Sky refuses to say if approaches involved a takeover offer.

Sky TV has appointed investment bank Jarden to advise it on a range of “unsolicited approaches”, shareholders were told today at an Investor Day presentation.
The pay-TV provider declined to provide any detail about who made the approaches, however, or if any of them involved a takeover offer – although others (see below) see the likes of Discovery and Comcast in the frame.
Chairman Philip Bowman told the virtual audience that, “Over the last 12 months Sky has received a number of unsolicited approaches around potential transactions, all of which have been highly conditional and incomplete.”
Bowman added, “With the capital structure now stabilised, a strong position in the NZ market, and a revitalised strategy, the board does not believe the current share price reflects the underlying value of the company.”
Sky, with help from Jarden, will evaluate “strategic investment partnerships that deliver sustained ongoing growth to the rights content and distribution reach of the company, which in turn will accelerate the creation of shareholder value,” the chairman said.
Sky chief executive Sophie Moloney said, “Sky’s leadership team and staff maintain our absolute focus on delivering the strategy outlined today, whilst being open to exploring opportunities to accelerate further sustainable value creation for shareholders.”

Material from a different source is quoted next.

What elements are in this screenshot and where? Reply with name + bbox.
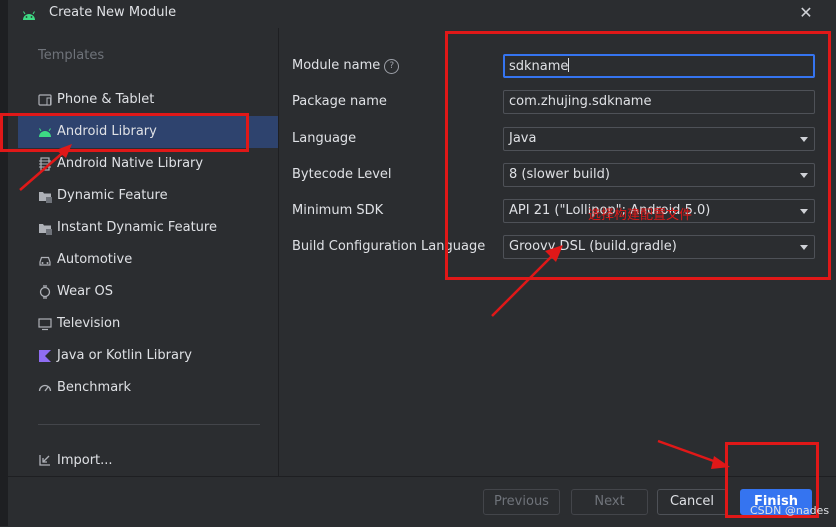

Moloney could not comment further.
Some pundits interpreted Sky’s statements as implying a possible takeover was in the offing.
Investors appeared to not immediately embrace the theory, however, with Sky shares trading down 1.18 per cent to 16.8c (for a market cap of $293m) in mid-afternoon trading following this morning’s update.
A piece published in The Australian’s market gossip column this afternoon, says “DataRoom understands that the interest has come from local private equity groups as well as global strategic parties.”
It goes on to speculate that Discovery (the new owner of MediaWorks’ television operation), US company Comcast (which bought Sky UK and is understood to have approached Sky NZ 18 months ago), NBCUniversal or a telco would be logical buyers.
In 2017, a proposed merger of Sky with Vodafone’s NZ business was blocked by the Commerce Commission, with courts backing the regulator during appeals.
Sky said it could not comment in any more detail. Asked if Sky could say point-blank if a takeover was among the approaches, Sky external relations director Chris Major said “I can’t comment specifically. A range of options and approaches are on the table – [all] incomplete and highly conditional.”
Although Sky shares have gained 13.5 per cent this year, the company’s $293m, they are still well off the $2.35 at the time of the 2017 Vodafone offer, which in turn was only a third of pay-TV broadcaster’s high water mark.
Sky also said today that its new, Android-powered set-top box, which will support 4K ultra high definition video and third-party apps such as Netflix, will not appear until mid-2022. In an early briefing the company had said it could be ready as soon as June this year.
The company has set a customer target of 150,000 to 200,000 by the end of 2024 for deploying the new Android boxes.
The company also forecast that it would be growing revenue by $75m to $100m per year by 2024 as streaming services Neon and Sky Sport adding customers at a compound annual growth rate of 10 to 15 per cent over the next three years.
Sky also provided the first targets for its new Sky Broadband service, provided in partnership with Chorus and Vocus (owner of Orcon and Slingshot). Its three-year target is for 8 to 13 per cent of Sky customers to be using the service (which is steeply discounted if you also have a Sky decoder contract), and 3 to 5 per cent of the broadband market overall.
Earlier in the day, Spark announced it had expanded its sports rights by winning Champions League football from Sky.